The small west African country has been plunged into political turmoil since Jammeh disputed president-elect Adama Barrow’s December election victory and refused to cede power. Deputy Foreign Minister Nasser Bourita and the North African kingdom’s foreign intelligence chief Yassine Mansouri have been conducting “a delicate mission in Banjul”, the Gambian capital, for several days, Le Desk website reported.
Morocco wants Jammeh “to accept his election defeat in return for a golden retirement in Morocco”, the website said. The initiative comes after an international outcry over Jammeh’s refusal to step down. Even the prospect of military intervention in The Gambia has been floated in recent days, following declarations by the United Nations and African Union that boots on the ground could get the green light without a rapid resolution of the crisis. The Moroccan foreign ministry did not immediately respond to an AFP request for comment on the authenticity of the report.

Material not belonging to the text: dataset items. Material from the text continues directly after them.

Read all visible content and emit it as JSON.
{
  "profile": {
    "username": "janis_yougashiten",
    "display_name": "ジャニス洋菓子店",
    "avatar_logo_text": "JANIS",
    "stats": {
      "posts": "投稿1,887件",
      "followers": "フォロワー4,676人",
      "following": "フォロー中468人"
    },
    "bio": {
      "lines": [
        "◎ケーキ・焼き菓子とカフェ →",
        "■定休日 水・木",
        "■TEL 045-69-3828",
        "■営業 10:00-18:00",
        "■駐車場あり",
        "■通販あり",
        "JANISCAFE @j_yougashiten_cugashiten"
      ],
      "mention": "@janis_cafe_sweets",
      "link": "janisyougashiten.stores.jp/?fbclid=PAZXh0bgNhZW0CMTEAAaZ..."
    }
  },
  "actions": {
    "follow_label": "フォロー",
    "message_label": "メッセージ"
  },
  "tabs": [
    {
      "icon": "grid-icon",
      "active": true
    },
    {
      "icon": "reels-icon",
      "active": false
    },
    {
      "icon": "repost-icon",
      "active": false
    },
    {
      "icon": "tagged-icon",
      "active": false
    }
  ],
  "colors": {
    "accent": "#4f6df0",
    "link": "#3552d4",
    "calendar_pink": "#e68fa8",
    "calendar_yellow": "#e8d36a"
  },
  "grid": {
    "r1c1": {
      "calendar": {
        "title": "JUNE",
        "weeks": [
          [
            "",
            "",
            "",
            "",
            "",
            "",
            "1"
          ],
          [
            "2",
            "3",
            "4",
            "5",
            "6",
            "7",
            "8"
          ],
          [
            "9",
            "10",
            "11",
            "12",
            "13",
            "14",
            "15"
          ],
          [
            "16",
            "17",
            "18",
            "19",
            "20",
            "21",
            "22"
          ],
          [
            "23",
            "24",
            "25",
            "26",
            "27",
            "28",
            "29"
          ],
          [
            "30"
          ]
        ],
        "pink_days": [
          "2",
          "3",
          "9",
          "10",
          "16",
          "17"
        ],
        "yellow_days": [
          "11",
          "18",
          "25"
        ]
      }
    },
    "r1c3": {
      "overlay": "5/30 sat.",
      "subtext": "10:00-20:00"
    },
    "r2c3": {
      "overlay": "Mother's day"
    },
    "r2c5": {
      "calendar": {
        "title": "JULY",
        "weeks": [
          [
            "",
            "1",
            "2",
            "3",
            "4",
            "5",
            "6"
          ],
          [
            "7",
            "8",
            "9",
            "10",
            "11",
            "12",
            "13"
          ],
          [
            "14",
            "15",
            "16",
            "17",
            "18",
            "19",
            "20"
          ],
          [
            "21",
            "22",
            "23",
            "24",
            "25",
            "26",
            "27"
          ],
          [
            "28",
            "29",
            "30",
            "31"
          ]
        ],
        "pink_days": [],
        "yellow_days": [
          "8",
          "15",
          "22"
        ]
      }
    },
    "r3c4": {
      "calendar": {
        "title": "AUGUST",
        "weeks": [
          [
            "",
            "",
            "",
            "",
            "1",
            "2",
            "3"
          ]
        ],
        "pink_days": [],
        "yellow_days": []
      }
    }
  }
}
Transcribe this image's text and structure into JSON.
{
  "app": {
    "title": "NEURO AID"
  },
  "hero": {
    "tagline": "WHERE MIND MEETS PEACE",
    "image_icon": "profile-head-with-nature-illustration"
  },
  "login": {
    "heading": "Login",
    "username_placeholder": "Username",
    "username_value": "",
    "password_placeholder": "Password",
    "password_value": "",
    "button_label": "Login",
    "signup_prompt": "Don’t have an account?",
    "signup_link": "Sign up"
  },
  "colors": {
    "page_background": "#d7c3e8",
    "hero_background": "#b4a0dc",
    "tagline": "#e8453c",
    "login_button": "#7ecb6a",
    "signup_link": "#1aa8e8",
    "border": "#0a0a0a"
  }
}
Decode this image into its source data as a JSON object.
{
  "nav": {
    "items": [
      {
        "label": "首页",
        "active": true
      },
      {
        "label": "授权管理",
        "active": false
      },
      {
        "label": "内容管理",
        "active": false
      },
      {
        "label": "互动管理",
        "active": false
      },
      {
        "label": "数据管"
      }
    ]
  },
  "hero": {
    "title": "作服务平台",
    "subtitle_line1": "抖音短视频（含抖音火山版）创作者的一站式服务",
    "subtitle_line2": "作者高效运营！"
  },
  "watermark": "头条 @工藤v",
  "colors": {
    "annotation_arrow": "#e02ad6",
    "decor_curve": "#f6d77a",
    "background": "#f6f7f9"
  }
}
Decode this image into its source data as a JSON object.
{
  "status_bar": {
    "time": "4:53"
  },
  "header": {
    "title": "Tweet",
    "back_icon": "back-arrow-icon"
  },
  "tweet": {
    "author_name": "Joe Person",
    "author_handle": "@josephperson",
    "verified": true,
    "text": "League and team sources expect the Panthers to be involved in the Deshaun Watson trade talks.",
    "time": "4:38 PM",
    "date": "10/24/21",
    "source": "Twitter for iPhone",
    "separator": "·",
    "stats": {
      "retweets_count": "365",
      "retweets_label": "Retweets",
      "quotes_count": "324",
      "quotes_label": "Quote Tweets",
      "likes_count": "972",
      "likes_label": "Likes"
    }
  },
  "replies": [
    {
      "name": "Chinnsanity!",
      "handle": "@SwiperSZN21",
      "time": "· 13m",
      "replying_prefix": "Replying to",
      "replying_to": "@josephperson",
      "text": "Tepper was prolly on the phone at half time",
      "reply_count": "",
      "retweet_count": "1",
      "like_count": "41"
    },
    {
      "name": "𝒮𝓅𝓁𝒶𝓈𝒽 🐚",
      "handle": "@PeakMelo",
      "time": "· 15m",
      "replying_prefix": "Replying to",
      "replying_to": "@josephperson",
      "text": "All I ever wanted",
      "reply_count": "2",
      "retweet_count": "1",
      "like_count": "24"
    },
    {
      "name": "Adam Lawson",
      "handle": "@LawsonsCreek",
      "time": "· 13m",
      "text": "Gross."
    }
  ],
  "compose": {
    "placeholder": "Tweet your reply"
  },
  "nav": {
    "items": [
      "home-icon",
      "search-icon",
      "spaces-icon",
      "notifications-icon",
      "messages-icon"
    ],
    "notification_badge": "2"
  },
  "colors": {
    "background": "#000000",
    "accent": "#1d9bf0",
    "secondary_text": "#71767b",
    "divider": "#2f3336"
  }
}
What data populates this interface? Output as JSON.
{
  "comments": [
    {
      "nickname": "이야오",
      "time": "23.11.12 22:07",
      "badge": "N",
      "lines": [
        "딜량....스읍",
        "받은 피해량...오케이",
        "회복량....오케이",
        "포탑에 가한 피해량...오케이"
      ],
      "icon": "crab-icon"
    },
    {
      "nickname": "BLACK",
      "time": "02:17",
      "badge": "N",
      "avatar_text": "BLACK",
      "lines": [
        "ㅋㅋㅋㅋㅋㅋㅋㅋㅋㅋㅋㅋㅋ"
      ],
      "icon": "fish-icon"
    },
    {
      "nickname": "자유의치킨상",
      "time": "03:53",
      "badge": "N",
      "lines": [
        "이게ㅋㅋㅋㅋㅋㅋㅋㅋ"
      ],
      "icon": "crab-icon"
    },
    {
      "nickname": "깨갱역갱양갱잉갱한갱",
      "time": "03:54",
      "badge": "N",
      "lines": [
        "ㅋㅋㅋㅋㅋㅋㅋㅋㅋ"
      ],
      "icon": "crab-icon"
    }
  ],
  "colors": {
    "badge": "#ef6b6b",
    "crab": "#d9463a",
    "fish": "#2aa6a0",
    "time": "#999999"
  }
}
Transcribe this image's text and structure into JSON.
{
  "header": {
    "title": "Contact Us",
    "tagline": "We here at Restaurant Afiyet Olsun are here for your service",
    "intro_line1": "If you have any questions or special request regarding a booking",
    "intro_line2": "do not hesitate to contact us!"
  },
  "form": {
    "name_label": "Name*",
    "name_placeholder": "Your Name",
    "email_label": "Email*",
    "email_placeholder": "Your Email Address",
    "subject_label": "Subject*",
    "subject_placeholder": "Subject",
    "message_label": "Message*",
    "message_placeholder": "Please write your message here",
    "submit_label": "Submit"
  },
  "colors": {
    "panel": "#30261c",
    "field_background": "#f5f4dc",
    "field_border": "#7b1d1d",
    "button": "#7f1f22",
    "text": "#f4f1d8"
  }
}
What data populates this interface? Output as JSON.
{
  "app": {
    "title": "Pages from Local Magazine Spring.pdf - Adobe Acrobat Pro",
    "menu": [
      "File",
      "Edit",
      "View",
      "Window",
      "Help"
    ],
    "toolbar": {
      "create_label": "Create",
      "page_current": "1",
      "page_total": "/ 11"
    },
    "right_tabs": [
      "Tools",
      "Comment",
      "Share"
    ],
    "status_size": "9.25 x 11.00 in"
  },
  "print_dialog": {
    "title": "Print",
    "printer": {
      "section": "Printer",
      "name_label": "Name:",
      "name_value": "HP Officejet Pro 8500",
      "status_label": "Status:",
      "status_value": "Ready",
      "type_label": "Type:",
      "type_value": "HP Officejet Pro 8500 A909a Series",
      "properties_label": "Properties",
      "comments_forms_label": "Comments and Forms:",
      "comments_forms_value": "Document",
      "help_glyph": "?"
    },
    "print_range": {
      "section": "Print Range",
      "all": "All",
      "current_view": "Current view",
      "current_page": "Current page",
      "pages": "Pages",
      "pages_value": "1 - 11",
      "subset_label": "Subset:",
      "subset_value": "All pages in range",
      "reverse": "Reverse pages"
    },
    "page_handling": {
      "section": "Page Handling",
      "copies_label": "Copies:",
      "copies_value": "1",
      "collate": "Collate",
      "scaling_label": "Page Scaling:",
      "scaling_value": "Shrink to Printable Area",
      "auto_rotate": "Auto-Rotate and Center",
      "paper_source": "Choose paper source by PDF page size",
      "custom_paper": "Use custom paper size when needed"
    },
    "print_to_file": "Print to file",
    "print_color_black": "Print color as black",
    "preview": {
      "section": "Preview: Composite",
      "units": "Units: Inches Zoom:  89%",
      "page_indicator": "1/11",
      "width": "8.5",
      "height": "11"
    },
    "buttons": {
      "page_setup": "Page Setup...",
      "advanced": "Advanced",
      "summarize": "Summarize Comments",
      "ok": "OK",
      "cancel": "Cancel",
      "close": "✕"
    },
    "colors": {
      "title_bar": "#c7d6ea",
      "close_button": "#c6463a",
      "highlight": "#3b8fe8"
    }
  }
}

The report came ahead of an African Union summit in Addis Ababa at the end of January, which will see Morocco return to the regional bloc decades after pulling out in 1984. Morocco’s King Mohammed VI visited The Gambia in 2006, and the two nations have long held strong ties.
A spokesman for The Gambia’s opposition leader Barrow, who is currently in Senegal, has vowed that the president-elect’s inauguration will go ahead as planned on January 19.